Did she think the problem wasn't that she expressed an opinion, but that she expressed the wrong opinion?
"Yes. Absolutely," she again replied without hesitation. "I think that if I had been on the other end of the spectrum, saying something like, 'Oh I woke up this morning feeling sick, I couldn't get out of bed,' like some of the others did, then I would not be in this position."
She reflected: "No one would have felt the need to screenshot my opinion and send it to the Houston Chronicle. I can't believe this all started with something posted on my personal Facebook page.
"I've been a reporter for four years, and I've never had any problems with any boss. You won't see one discrepancy in any of my jobs, ever. And especially when it comes to unbiased reporting," she exclaimed firmly but with a wisp of exasperation.
Did she think her reporting was unbiased?
"Yes. 100 percent. Anyone can look up any of the stories I have ever done. I have always been unbiased."
Given that her colleagues had made posts expressing liberal views without negative consequences, WND asked if she has considered taking legal action against the station?

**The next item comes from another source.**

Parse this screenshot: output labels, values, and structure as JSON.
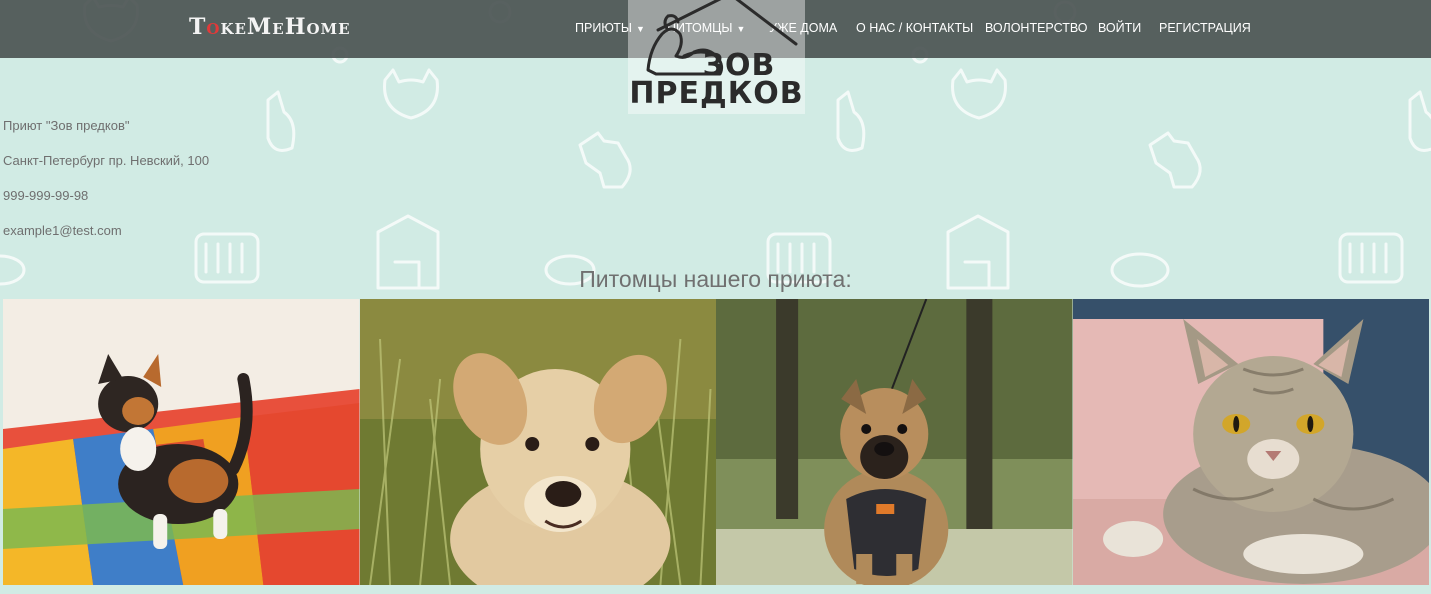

"Well, it's not at the top of my list, that's what I've been telling my friends and family. I just want to get a job. I love what I do. And, I believe right now, more than ever, there is a need for a voice like mine in media somewhere."
What did she mean by a voice like hers?
"I think the truth is needed in our media these days," Fakhar explained.
"I've been in local news for four years now, and I can say without a doubt that the majority of people who are in local news are liberal. And they have liberal agendas."
She continued, "There have been many instances where I have had to step up and say, 'Look, you have a whole block here on Hillary Clinton, and you haven't even mentioned Donald Trump.'"
"Or when we did cover Donald Trump, it was all negative," Fakhar observed. "We didn't even mention WikiLeaks in one of our newscasts. The day that it came out, they didn't have anything on WikiLeaks in the newscast until I brought it to their attention. And even when they did, it was less than 20 seconds at the end of the block, after eight minutes of negative Donald Trump reaction."
She reflected, "There have been times when I've had to speak up and say, 'Look, we've got to be even here, you know.'"
"So, a voice like mine means someone who will pursue the truth," said the young journalist who has learned a lesson that will last, no doubt, throughout her career.